Leonida swallowed hard, for Kit C

arson’s words that Pure Blossom would not be recovering had burned into her heart. This would be her final resting place.

She glanced down at Runner, who once again kept vigil at Pure Blossom’s side. It gave her a queasy feeling to think that he might come down with the same dreaded disease, yet she felt confident that he wouldn’t.
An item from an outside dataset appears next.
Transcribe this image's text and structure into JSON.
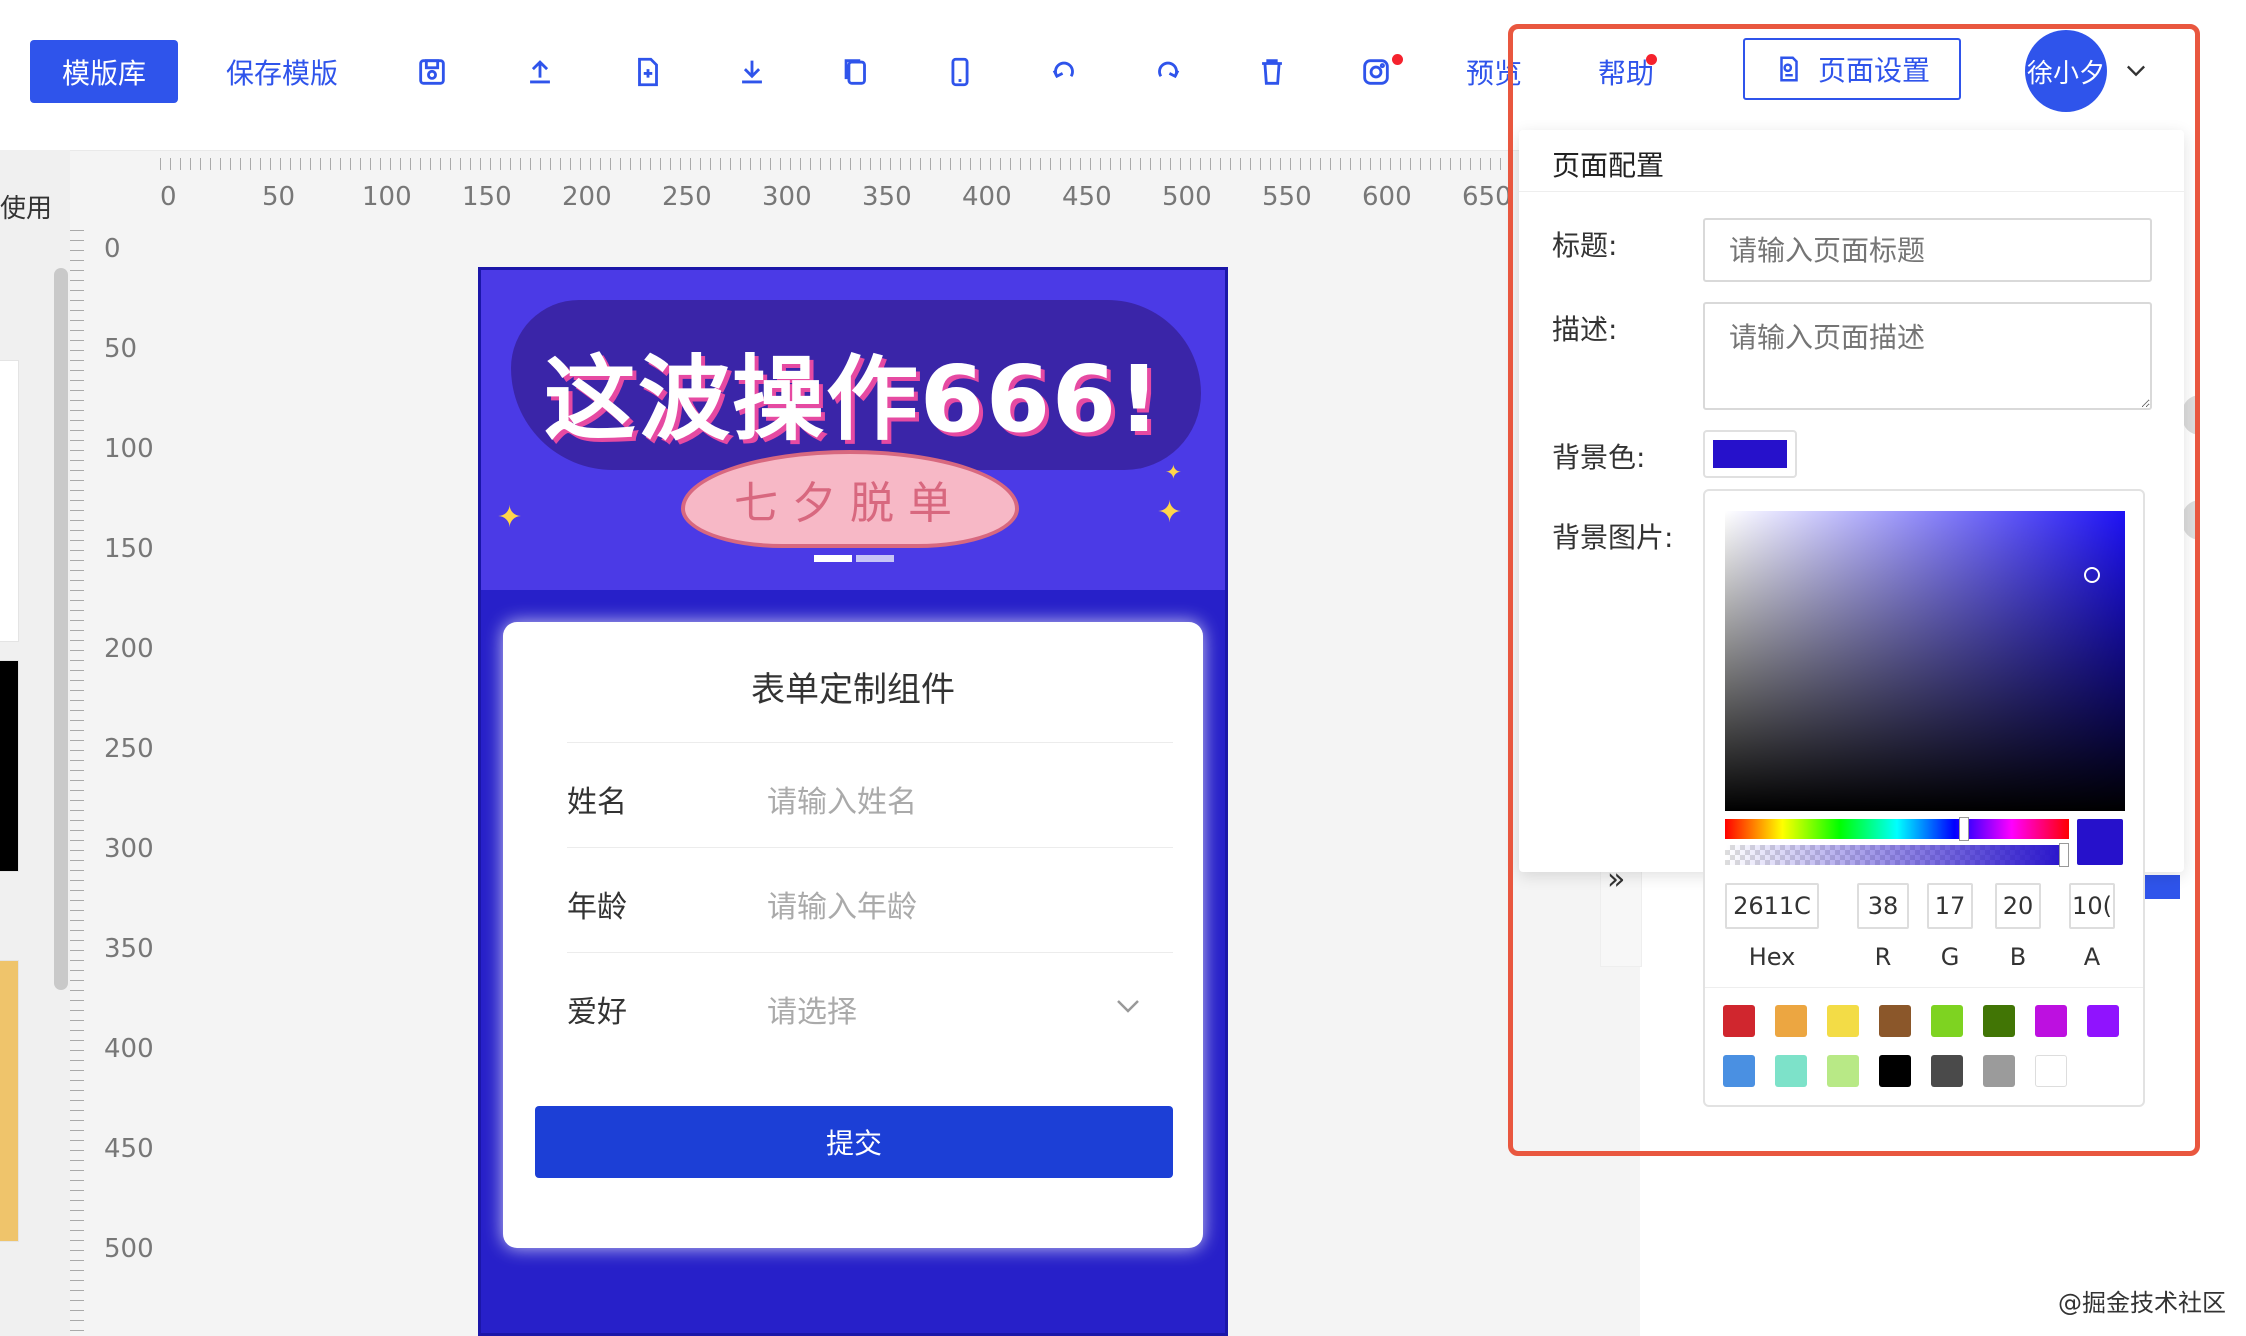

He had been around Pure Blossom both night and day for as long as she had been ill, and neither he nor anyone else of the village showed signs of contracting the disease.

Leonida watched Sage ordering his men to build the houses, then watched him as he took Kit Carson aside and began discussing again about the fate of his people.

She peered into the deepening shadows of night, hoping that no one had followed Sage and Kit to this camp of Navaho.

Chapter 26

Like outcast spirits, who wait,

And see, through Heaven’s gate,

Angels within it.

—THACKERAY

Pure Blossom’s wigwam had been put together quickly. A fire now burned in the fire pit in the center of the dwelling, and smoke spiraled upward and spread outward like dancing, swaying ghosts.

Pure Blossom lay unconscious on thick pallets beside the fire. Leonida and Sage sat on opposite sides of her, awaiting the arrival of the medicine man, the “singer.”

Sage had already paid him many horses to conduct the ceremony. He had spent a great deal of time learning what to do, so he had to be paid well.

Outside, everyone stood around a nearby fire, warding off the chill of the night with blankets snuggled around their shoulders. Sage had dispensed with worrying that a fire might attract enemies, and a great fire leapt toward the sky.

The Navaho’s enemies were many, but their worst enemy at present might be the prairie fever. Fires were needed not only for warmth, but for cooking nourishing food. Sage’s people needed both the fires and the warm food to keep them healthy during the long nights of plummeting temperatures. And Sage would go no farther than this valley now that his sister had worsened.

Leonida placed another cool, damp cloth on Pure Blossom’s brow in an effort to get her temperature down. She was glad that Runner was fast asleep in the wigwam built for her and Sage. Now that it was suspected that Pure Blossom had prairie fever, everyone who had come in contact with her had a chance of coming down with the awful disease. It seemed to strike those whose resistance was low, and Leonida hoped that no one else in the village, except perhaps those who were old and ailing already, would contract it. It seemed now that all along, when Pure Blossom’s health had been clearly failing, she had been coming down with prairie fever. Her worsening health had not been caused by her disabilities. After some time, she became so weak that it was much easier for the fever to claim her in its fiery intensity.

Suddenly the air was filled with the pulsing beats of a drum. Leonida turned quickly around, and her gaze fell on an elderly man who wore a long, flowing robe without any beads or design. His hair, drawn back from his face, hung in one long, gray braid down his straight back. Although his face was furrowed with wrinkles, he was a handsome Navaho, his dark eyes gentle and kind as he gazed back at Leonida. She did not know his name, but everyone referred to him only as the singer.

As he came farther into the wigwam, Leonida took the damp cloth from Pure Blossom’s brow and went to the other side of the structure. The singer stood over Pure Blossom, looking sadly down at her. Slowly he moved to his knees beside the pallet of furs, his bone-thin hands drawing the blankets down away from her, exposing her thin, fever-racked, naked body to his wizened eyes.

Scarcely breathing, Leonida watched the medicine man put himself in what seemed to be a trance as his hands trembled over Pure Blossom’s body.

Outside, the drum pulsed into the night, many women singing along with it.